Chris and I were, for lack of a better term, outsiders.
It was hard to relate to these guys, we were soft city folk who'd never punched a horse or eaten a tree or whatever people like this do when they've been drinking for most of a week.
...
Okay, for brevity's sake, I'll say this: the fourth song they played was "Kiss" by Prince.
I am now a legend in Alaska.
Everyone is my friend.
Problem = solved.
The next and last day at Heavenly Lodge went much the same as the first few, except we met some gay guys and some people who aren't made of nails and whiskers and axes and bourbon and actually had some cool conversation while eating some staggering burritos.
I had a bloody mary sans vodka and I think I've found a new friend...underneath myyyyy pillow...

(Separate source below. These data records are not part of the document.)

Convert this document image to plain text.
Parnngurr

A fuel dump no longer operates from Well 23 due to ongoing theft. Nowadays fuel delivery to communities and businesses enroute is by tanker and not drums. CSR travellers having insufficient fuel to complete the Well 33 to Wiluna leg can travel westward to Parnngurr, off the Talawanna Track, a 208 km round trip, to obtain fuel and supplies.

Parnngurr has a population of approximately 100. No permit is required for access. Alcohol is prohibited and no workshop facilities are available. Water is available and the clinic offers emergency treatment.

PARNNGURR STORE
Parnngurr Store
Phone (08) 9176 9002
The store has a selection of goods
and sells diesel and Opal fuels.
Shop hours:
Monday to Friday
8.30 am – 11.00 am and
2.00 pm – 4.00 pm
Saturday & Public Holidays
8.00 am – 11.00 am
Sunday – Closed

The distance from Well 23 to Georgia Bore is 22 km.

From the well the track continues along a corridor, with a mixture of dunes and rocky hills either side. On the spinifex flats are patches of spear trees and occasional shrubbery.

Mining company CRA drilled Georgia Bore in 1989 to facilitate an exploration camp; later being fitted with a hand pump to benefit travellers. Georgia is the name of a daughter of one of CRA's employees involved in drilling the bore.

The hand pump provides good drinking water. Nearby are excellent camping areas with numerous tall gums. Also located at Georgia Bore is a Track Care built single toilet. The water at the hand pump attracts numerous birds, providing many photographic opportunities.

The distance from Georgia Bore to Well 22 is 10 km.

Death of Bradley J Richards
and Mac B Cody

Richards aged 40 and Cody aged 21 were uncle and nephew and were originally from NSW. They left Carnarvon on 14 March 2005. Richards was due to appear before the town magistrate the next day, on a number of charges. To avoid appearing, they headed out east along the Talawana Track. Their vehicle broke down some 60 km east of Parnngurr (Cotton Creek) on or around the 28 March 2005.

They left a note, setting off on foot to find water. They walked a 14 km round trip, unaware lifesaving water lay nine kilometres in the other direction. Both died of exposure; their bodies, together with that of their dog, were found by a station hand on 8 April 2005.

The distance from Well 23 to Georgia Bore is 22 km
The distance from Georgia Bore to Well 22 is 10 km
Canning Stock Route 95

That evening, with everyone gone but Tom, his brother, Steve, and his awesome wife, Lauren, Tom's cousin, Sean and their aforementioned childhood friend, Marlin, Chris and I were actually able to integrate and relate a bit. Much of the isolation and disregard we'd felt melted away and, as we sat around a roaring fire, we began to feel like we were a part of something, rather than bystanders.
It was pretty satisfying and went a long way.
Then, more sleeping and, when we woke up the next day, it was time to drive back to Anchorage.
Our time in Cooper Landing had been bitter sweet, and I'll leave it at that.
But we weren't through yet...
Our flight out of Anchorage was at 1:10 in the morning, over twelve hours away, so we had a full day to kill before we were free from this beautiful, pristine hell.
We drove to Hope, Alaska, where Chris' dad's ashes are scattered and took in some more astonishing beauty on the way there and back, then we pulled off the road so I could dunk my head under a waterfall made from glacial run off (it was cold), then we met some of the stragglers at Moose Tooth Pizza where I was to have a really amazing cheese pizza.
The pizza in Alaska had been talked up for a while and it didn't disappoint.
Was it the best I'd ever had? Hah, fuck you, but it was very, very good.
Eventually, we got on our first plane from Anchorage to Seattle (in at 5:30 am),and then our next plane from Seattle to New York (in at 3:30 pm), and then, finally, we were home.
This...was quite a trip...and we are still recovering.